O pesquisador Marcelo Ikeda ainda destaca outras questões que estão prejudicando as produções nacionais. “Toda a política do audiovisual é formulada pelo Conselho Superior de Cinema e ele ainda não foi nomeado pelo governo Bolsonaro. Ele é importante porque vai discutir como vai ser a regulação do vídeo sob demanda, que é uma questão fundamental hoje. Além disso, os recursos do audiovisual são gerenciados pelo Fundo Setorial do Audiovisual, que tem um comitê gestor que também não foi nomeado pelo novo governo.

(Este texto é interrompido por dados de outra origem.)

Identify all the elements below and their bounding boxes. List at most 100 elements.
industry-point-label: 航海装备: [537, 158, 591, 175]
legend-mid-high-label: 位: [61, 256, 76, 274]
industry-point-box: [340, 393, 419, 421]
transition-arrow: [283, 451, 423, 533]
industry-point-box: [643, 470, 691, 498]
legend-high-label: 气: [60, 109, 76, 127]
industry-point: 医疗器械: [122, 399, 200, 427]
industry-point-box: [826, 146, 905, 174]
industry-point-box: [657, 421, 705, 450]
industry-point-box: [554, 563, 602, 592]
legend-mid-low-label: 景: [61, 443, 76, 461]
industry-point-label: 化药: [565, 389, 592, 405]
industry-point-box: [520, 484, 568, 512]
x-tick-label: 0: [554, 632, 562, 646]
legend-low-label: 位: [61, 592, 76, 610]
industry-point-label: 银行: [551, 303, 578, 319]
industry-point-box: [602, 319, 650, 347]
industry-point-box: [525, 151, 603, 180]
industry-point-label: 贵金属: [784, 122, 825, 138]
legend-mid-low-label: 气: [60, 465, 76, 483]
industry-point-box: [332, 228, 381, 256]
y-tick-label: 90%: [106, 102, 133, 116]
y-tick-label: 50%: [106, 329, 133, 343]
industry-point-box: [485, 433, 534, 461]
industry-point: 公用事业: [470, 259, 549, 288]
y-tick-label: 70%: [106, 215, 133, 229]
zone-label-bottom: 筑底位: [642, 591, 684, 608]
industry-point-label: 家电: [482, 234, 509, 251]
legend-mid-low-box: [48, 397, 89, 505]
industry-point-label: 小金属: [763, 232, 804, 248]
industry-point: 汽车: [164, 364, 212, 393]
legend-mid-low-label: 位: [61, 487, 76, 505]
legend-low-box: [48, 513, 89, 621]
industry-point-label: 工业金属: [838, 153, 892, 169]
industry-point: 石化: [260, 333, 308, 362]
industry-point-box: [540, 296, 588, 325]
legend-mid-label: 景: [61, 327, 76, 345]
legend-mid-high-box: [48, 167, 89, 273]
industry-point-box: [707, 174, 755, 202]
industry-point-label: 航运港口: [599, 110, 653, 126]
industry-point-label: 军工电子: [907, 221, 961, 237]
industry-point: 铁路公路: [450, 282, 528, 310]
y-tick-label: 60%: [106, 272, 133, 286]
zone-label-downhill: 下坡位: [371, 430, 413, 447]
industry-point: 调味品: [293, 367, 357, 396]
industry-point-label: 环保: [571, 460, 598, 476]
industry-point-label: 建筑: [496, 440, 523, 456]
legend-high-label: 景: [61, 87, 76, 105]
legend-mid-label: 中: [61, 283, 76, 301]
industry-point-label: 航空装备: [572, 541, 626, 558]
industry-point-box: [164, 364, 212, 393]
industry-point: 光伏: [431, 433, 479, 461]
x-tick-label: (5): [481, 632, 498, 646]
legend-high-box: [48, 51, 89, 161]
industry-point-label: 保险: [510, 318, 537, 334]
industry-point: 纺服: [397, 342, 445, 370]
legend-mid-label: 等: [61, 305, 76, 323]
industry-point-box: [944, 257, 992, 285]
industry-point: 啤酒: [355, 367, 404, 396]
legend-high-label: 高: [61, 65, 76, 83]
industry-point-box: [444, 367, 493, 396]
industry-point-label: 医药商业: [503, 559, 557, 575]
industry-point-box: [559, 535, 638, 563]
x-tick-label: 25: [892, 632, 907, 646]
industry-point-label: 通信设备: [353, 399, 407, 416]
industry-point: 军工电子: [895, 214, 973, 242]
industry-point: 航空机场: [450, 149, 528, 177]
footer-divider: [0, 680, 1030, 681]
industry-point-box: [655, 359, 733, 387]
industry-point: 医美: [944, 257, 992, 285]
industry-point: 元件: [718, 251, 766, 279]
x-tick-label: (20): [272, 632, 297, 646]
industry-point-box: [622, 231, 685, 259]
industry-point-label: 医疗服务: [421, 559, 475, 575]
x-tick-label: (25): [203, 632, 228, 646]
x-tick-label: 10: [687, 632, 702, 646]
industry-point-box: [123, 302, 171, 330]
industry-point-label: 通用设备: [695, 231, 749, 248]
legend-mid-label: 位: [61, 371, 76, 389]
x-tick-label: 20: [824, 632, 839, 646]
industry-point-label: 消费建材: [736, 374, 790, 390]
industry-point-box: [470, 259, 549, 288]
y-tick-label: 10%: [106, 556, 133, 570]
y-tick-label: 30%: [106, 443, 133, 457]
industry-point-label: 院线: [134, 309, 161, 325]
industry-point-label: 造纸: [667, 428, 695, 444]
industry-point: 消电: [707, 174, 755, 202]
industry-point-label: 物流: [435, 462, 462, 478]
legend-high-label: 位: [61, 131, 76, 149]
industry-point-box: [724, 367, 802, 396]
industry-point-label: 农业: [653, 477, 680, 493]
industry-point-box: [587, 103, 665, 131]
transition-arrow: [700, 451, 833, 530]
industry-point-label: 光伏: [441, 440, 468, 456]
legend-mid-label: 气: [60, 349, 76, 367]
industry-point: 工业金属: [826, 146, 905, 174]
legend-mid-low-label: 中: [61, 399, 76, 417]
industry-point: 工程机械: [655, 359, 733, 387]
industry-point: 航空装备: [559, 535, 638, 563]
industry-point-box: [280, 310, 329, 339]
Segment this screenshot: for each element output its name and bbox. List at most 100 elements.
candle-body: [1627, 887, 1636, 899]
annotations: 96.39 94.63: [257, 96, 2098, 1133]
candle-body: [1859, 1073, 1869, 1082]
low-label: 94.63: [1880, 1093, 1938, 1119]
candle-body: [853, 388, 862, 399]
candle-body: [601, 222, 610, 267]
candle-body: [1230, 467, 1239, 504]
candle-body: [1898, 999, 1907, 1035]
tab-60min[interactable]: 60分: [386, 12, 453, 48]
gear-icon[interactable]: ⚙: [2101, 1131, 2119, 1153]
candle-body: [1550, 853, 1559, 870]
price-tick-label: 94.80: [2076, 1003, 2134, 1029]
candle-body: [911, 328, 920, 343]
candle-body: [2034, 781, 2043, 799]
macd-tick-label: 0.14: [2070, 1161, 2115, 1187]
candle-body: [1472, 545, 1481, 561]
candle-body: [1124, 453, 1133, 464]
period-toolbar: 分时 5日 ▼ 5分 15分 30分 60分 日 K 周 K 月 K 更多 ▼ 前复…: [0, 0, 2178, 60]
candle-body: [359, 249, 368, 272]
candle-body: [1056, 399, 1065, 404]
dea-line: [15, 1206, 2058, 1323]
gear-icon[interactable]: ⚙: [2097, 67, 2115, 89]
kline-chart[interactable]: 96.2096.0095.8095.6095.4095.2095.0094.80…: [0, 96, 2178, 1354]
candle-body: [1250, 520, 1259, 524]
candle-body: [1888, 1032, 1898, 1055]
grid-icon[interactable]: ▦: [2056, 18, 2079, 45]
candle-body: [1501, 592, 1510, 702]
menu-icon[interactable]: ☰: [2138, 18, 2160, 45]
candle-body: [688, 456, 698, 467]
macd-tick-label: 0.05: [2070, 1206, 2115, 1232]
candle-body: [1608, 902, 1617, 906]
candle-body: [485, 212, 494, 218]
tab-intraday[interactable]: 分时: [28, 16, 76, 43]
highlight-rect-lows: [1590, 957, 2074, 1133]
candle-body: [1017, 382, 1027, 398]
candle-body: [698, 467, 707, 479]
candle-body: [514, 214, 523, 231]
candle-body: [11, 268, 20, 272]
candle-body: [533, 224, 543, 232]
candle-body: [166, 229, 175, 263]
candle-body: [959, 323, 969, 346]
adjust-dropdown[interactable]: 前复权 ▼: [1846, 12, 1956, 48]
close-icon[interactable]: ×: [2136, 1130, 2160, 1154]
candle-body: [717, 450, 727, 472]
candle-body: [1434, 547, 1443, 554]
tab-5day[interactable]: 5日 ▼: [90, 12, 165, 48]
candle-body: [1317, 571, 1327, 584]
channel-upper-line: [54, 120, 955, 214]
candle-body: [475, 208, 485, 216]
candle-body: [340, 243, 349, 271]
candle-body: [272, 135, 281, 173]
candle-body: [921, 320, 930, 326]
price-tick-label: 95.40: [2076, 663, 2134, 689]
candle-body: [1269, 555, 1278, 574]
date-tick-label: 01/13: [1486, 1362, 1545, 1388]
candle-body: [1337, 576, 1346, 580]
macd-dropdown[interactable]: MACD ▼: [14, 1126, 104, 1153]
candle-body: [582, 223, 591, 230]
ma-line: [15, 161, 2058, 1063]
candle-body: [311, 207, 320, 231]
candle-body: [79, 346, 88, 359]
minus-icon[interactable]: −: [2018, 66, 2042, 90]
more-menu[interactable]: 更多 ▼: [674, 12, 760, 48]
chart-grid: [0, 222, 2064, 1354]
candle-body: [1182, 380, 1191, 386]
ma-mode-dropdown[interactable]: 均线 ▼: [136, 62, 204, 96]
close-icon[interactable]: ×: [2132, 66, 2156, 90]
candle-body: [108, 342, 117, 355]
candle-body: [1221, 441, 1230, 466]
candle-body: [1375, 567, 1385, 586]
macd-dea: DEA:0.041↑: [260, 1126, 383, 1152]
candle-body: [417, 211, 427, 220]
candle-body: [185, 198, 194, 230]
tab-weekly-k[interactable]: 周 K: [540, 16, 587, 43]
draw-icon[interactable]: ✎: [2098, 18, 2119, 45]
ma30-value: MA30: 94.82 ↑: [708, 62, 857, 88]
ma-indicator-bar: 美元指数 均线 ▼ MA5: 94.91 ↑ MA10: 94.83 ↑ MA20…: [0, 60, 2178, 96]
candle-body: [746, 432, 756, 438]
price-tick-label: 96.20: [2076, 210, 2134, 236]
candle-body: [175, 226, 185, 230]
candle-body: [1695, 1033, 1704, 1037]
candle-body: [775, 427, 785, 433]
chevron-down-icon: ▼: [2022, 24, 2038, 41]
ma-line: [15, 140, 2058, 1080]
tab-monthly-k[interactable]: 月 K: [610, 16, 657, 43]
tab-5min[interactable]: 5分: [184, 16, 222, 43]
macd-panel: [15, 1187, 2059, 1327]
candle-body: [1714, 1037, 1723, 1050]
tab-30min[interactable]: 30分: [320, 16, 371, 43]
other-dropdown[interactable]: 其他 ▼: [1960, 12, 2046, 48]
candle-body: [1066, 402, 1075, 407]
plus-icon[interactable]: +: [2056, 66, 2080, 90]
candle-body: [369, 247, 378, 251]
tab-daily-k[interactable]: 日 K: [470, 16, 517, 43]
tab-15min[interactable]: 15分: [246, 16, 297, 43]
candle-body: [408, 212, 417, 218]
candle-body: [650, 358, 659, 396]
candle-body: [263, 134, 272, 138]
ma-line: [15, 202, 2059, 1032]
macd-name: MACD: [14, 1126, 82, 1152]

E tem a Cota de Tela, instrumento regulatório existente desde a Era Vargas, determinando que toda sala comercial tem que exibir filmes brasileiros por um número mínimo de dias. Essa cota é feita por um decreto publicado anualmente, o que também ainda não aconteceu este ano”. Sem a Cota de Telas as salas de cinema não têm obrigação de exibir filmes nacionais, o que pode diminuir o número de produções made in Brasil que chegam às telas.
Crise na Ancine e retrocesso
Dados da própria Ancine mostram que, desde 2014, o cinema nacional tem apresentado números crescentes: Em 2014 foram lançados, nas salas de cinema, 114 filmes brasileiros. Em 2018 esse número chegou a 185, representando cerca de 38,54% dos lançamentos no Brasil. A participação do público também aumentou de 12,25%, em 2014, para 14,83% em 2018. Assim como o número de empresas produtoras registradas, que passou de 963 (2014) para 1.015 (2018).
Mas será que há alguma semelhança entre a crise que a Ancine enfrenta atualmente com o início da década de 1990, quando o cinema nacional vinha em expansão, mas, com o fim da Embrafilme, no governo Collor, houve queda drástica na produção de filmes, chegando a menos de uma dezena por ano?
Para Marcelo Ikeda há diferenças: “esse momento é diferente de 1990 porque, quando a Embrafilme foi liquidada pelo governo Collor, ela não tinha o apoio público. A imprensa e a sociedade civil criticavam muito a Embrafilme. Acho que hoje o cinema brasileiro vive outro momento, muito mais robusto que naquela época. E outra diferença é que toda política nacional do cinema está em torno da Ancine, que é uma agência reguladora e, como tal, não pode ser extinta por um simples decreto do presidente. Ela precisa passar por uma lei no Congresso”, explica Marcelo Ikeda.
Todavia, sem verbas as produções nacionais de filmes e séries podem sofrer uma queda, o que afeta também os festivais de cinema e toda a cadeia produtiva que envolve esse mercado.
Publicado na Revestrés#43 – setembro-outubro 2019.